CRASH-2 collaborators, Roberts I (PI), Shakur H, Afolabi A, Brohi K, Coats T, et al. The importance of early treatment with tranexamic acid in bleeding trauma patients: an exploratory analysis of the CRASH-2 randomised controlled trial. Lancet. 2011;377(9771):1096-101, 101 e1-2. Epub 2011/03/29.

CRASH-2 trial collaborators, Shakur H, Roberts I (PI), Bautista R, Caballero J, Coats T, et al. Effects of tranexamic acid on death, vascular occlusive events, and blood transfusion in trauma patients with significant haemorrhage (CRASH-2): a randomised, placebo-controlled trial. Lancet. 2010;376(9734):23-32. Epub 2010/06/18.

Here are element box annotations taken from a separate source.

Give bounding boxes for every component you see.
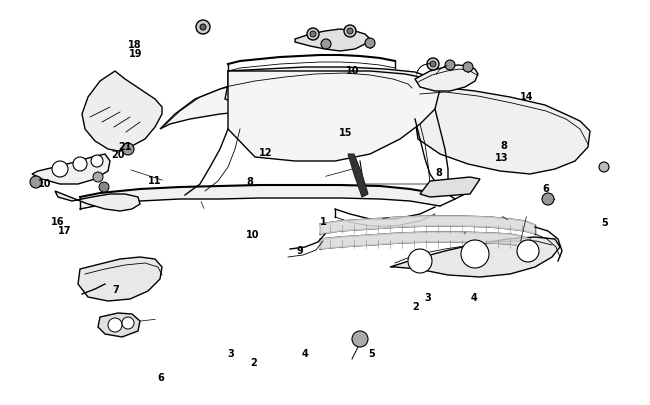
Circle shape bbox=[430, 62, 436, 68]
Text: 11: 11 bbox=[148, 175, 161, 185]
Polygon shape bbox=[390, 237, 560, 277]
Polygon shape bbox=[80, 185, 440, 209]
Circle shape bbox=[427, 59, 439, 71]
Text: 2: 2 bbox=[250, 358, 257, 367]
Circle shape bbox=[344, 26, 356, 38]
Text: 21: 21 bbox=[118, 142, 131, 151]
Text: 19: 19 bbox=[129, 49, 142, 58]
Circle shape bbox=[91, 156, 103, 168]
Text: 2: 2 bbox=[413, 301, 419, 311]
Circle shape bbox=[408, 249, 432, 273]
Circle shape bbox=[517, 241, 539, 262]
Text: 6: 6 bbox=[157, 372, 164, 382]
Polygon shape bbox=[420, 177, 480, 198]
Circle shape bbox=[599, 162, 609, 173]
Circle shape bbox=[73, 158, 87, 172]
Polygon shape bbox=[78, 257, 162, 301]
Polygon shape bbox=[82, 72, 162, 151]
Text: 10: 10 bbox=[246, 230, 259, 240]
Circle shape bbox=[352, 331, 368, 347]
Circle shape bbox=[30, 177, 42, 189]
Text: 15: 15 bbox=[339, 128, 352, 138]
Circle shape bbox=[307, 29, 319, 41]
Polygon shape bbox=[348, 155, 368, 198]
Circle shape bbox=[445, 61, 455, 71]
Circle shape bbox=[365, 39, 375, 49]
Circle shape bbox=[542, 194, 554, 205]
Text: 7: 7 bbox=[112, 285, 119, 294]
Circle shape bbox=[461, 241, 489, 269]
Polygon shape bbox=[295, 30, 370, 52]
Polygon shape bbox=[32, 155, 110, 185]
Circle shape bbox=[196, 21, 210, 35]
FancyArrowPatch shape bbox=[417, 65, 430, 72]
Text: 4: 4 bbox=[302, 348, 309, 358]
FancyArrowPatch shape bbox=[417, 65, 430, 75]
Circle shape bbox=[200, 25, 206, 31]
Text: 6: 6 bbox=[543, 183, 549, 193]
Text: 9: 9 bbox=[297, 245, 304, 255]
Text: 8: 8 bbox=[436, 167, 442, 177]
Text: 10: 10 bbox=[38, 178, 51, 188]
Circle shape bbox=[108, 318, 122, 332]
Polygon shape bbox=[320, 216, 535, 234]
Circle shape bbox=[52, 162, 68, 177]
Polygon shape bbox=[55, 192, 140, 211]
Circle shape bbox=[122, 317, 134, 329]
Polygon shape bbox=[160, 72, 420, 130]
Text: 17: 17 bbox=[58, 225, 72, 235]
Text: 8: 8 bbox=[500, 141, 507, 151]
Text: 4: 4 bbox=[471, 293, 478, 303]
Text: 5: 5 bbox=[601, 218, 608, 228]
Text: 3: 3 bbox=[227, 348, 234, 358]
Text: 12: 12 bbox=[259, 148, 272, 158]
Text: 14: 14 bbox=[520, 92, 533, 101]
Polygon shape bbox=[320, 232, 530, 249]
Text: 20: 20 bbox=[112, 150, 125, 160]
Text: 8: 8 bbox=[247, 177, 254, 186]
Text: 1: 1 bbox=[320, 217, 327, 227]
Circle shape bbox=[347, 29, 353, 35]
FancyArrowPatch shape bbox=[436, 66, 447, 75]
Circle shape bbox=[99, 183, 109, 192]
Text: 3: 3 bbox=[424, 293, 431, 303]
Polygon shape bbox=[225, 68, 440, 112]
Circle shape bbox=[93, 173, 103, 183]
Text: 13: 13 bbox=[495, 153, 508, 163]
Text: 16: 16 bbox=[51, 217, 64, 227]
Circle shape bbox=[463, 63, 473, 73]
Circle shape bbox=[321, 40, 331, 50]
Text: 5: 5 bbox=[369, 348, 375, 358]
Polygon shape bbox=[415, 66, 478, 92]
Polygon shape bbox=[228, 72, 440, 162]
Circle shape bbox=[310, 32, 316, 38]
Circle shape bbox=[122, 144, 134, 156]
Text: 18: 18 bbox=[129, 40, 142, 50]
Polygon shape bbox=[98, 313, 140, 337]
Polygon shape bbox=[415, 88, 590, 175]
Text: 10: 10 bbox=[346, 66, 359, 76]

Angèle Gayet-Ageron, David Prieto-Merino, Katharine Ker, Haleema Shakur, François-Xavier Ageron, Ian Roberts for the Anti-fibrinolytic Trials Collaboration. Effect of treatment delay on the effectiveness and safety of antifibrinolytics in acute severe haemorrhage: a meta-analysis of individual patient-level data from 40 138 bleeding patients. Lancet 2017 Nov 7. pii: S0140-6736(17)32455-8. doi: 10.1016/S0140-6736(17)32455-8

Selected current projects:
The international CRASH-3 trial: A randomised placebo controlled trial to quantify the effectiveness and safety of a short course of tranexamic acid (TXA) in 10,000 adults with acute traumatic brain injury (TBI). Funded by the UK Medical Research Council, The Wellcome Trust, the UK Department for International Development and the National Institute of Health Research. (£3.7 million). https://ctu-web.lshtm.ac.uk/c3w/
The international HALT-IT trial: Tranexamic acid for the treatment of gastrointestinal haemorrhage: an international randomised, double blind placebo controlled trial in 8,000 patients. http://haltit.lshtm.ac.uk/
Getting research into practice: GATES Foundation US$3 million (to ensure that the results of the woman trial improve the care of women with post-partum haemorrhage world-wide).
The CRASH-2 trial was a large randomised placebo controlled trial of tranexamic acid in patients with or at risk of traumatic haemorrhage that was undertaken in 274 hospitals in 40 countries. A total of 20 211 adult trauma patients with, or at risk of, significant bleeding were randomly assigned within 8 h of injury to either tranexamic acid (loading dose 1 g over 10 min then infusion of 1 g over 8 h) or matching placebo. The results showed that early (within three hours of injury) tranexamic acid treatment reduces the risk of death due to bleeding by about 30% and that treatment beyond three hours is ineffective. Similar results were obtained in the Woman trial of tranexamic acid in the treatment of post-partum haemorrhage that included 20,060 recruited from 193 hospitals in 21 countries. An individual patient data meta-analysis of the two trials showed that tranexamic acid significantly increased overall survival from bleeding (odds ratio [OR] 1•20, 95% CI 1•08–1•33; p=0•001), with no heterogeneity by site of bleeding (interaction p=0•7243). However, treatment delay reduced the treatment benefit (p<0•0001). Immediate treatment improved survival by more than 70% (OR 1•72, 95% CI 1•42–2•10; p<0•0001). Thereafter, the survival benefit decreased by 10% for every 15 min of treatment delay until 3 h, after which there was no benefit. There was no increase in vascular occlusive events with tranexamic acid, with no heterogeneity by site of bleeding (p=0•5956). Treatment delay did not modify the effect of tranexamic acid on vascular occlusive events. These results have important implications for patient care both internationally and in Japan and suggest that pre-hospital tranexamic acid administration can substantially increase survival in patients with acute severe bleeding. Efforts to facilitate the pre-hospital use of tranexamic acid in Japan are are currently underway.